Critique de tootpadu

  • Le traitement de l'handicap est toujours délicat au cinéma, puisqu'il est très facile de tomber dans la complaisance ou le pathos. Trop souvent, les malades ne sont employés que comme bête de foire, ou bien leur destin tragique devient la source de contes inspirateurs. Ainsi, il n'y a pas beaucoup d'oeuvres qu'on aurait vus - en attendant toujours de rattraper un jour My Left Foot - qui rendraient justice à la condition de handicapé, qui sonneraient vrai sans en faire tout un cirque. Elephant Man de David Lynch figure à notre avis un peu à part dans le genre, puisqu'il se préoccupe davantage de l'exclusion et de la diabolisation que de l'état pathologique de son protagoniste.
    Ce drame italien n'apporte finalement pas grand-chose au sujet, mais touche parfois par sa sincérité et sa simplicité. Gianni Amelio délivre alors une fois de plus une histoire humaine pourvue de tous les passages obligés, tout en laissant à ses acteurs le soin de faire vivre sa réalisation un peu terne.
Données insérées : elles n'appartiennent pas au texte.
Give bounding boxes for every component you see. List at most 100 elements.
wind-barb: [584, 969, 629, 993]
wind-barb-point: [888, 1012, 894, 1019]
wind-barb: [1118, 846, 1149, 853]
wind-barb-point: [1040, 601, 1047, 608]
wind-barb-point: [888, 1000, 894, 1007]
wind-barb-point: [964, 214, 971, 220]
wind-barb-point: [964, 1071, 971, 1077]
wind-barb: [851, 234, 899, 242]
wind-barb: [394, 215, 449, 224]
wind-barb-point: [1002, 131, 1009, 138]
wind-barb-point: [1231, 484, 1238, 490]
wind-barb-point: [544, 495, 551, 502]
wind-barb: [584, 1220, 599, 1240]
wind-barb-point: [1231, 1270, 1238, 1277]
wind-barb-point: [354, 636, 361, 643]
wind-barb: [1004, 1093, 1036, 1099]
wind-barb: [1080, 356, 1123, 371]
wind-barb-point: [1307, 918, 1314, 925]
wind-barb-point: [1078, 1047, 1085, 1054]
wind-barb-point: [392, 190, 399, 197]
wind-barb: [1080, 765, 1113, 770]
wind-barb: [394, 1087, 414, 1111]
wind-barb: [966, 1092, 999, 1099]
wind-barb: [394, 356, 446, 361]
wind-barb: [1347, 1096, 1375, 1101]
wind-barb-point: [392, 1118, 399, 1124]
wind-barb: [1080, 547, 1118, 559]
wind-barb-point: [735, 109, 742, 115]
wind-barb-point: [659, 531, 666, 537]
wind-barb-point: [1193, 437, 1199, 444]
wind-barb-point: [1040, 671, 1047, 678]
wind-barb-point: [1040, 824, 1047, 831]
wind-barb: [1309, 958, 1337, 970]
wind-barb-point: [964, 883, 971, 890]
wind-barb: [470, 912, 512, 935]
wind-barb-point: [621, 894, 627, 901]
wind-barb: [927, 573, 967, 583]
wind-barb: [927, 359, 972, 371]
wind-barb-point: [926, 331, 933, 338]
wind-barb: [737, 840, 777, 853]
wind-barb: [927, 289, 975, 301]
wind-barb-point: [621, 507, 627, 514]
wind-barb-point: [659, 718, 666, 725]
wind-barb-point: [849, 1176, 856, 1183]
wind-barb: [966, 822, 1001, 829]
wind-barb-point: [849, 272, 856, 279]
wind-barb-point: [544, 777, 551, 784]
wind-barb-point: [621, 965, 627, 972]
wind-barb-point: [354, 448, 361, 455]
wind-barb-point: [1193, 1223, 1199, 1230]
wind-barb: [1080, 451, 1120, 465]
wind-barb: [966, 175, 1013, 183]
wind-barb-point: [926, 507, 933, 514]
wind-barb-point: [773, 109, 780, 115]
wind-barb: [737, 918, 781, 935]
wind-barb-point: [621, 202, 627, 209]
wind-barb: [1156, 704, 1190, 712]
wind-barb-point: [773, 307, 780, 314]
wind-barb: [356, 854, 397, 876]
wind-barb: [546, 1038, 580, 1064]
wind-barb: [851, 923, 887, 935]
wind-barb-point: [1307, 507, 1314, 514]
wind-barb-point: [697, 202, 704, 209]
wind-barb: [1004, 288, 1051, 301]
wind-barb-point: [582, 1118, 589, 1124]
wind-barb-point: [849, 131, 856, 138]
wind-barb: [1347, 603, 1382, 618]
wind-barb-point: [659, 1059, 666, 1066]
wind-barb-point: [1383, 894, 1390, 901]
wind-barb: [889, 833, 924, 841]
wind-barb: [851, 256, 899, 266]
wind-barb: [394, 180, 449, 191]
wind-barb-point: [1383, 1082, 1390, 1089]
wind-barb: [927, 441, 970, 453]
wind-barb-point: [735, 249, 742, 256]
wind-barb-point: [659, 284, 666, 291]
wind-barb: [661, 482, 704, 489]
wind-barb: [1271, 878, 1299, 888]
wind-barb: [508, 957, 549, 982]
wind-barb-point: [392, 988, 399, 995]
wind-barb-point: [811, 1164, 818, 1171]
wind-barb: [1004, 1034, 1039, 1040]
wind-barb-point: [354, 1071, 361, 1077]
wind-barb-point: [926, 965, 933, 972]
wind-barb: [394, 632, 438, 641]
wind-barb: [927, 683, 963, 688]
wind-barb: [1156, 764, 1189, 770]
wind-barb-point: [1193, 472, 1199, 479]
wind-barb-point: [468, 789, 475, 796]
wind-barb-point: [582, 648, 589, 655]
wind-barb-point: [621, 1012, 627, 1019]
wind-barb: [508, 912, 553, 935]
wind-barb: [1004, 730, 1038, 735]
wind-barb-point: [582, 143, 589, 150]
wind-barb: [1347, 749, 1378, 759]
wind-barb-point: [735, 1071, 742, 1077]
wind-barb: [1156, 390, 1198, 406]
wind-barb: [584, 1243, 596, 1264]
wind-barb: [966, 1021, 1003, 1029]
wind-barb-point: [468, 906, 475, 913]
Du jeux très correct du père et du fils se démarque celui de Charlotte Rampling, une fois de plus bouleversante en mère exténuée par vingt ans de soins de sa fille malade. Ce n'est que quand cette actrice presque toujours parfaite apparaît à l'écran que le film prend réellement vie, que le lent rapprochement entre Gianni et Paolo est mis en perspective. Sans la participation de la Rampling, beaucoup de profondeur et d'humanité aurait échappé au film.
    Enfin, le fait d'avoir placé l'histoire à Berlin ne génère pas toujours l'effet escompté et se limite la plupart du temps à un simple phénomène d'incompréhension. De même, l'épilogue encore plus dans le nord ne rate que de peu une poésie de l'isolation qui aurait donné à ce film solide une dimension infiniment plus intéressante.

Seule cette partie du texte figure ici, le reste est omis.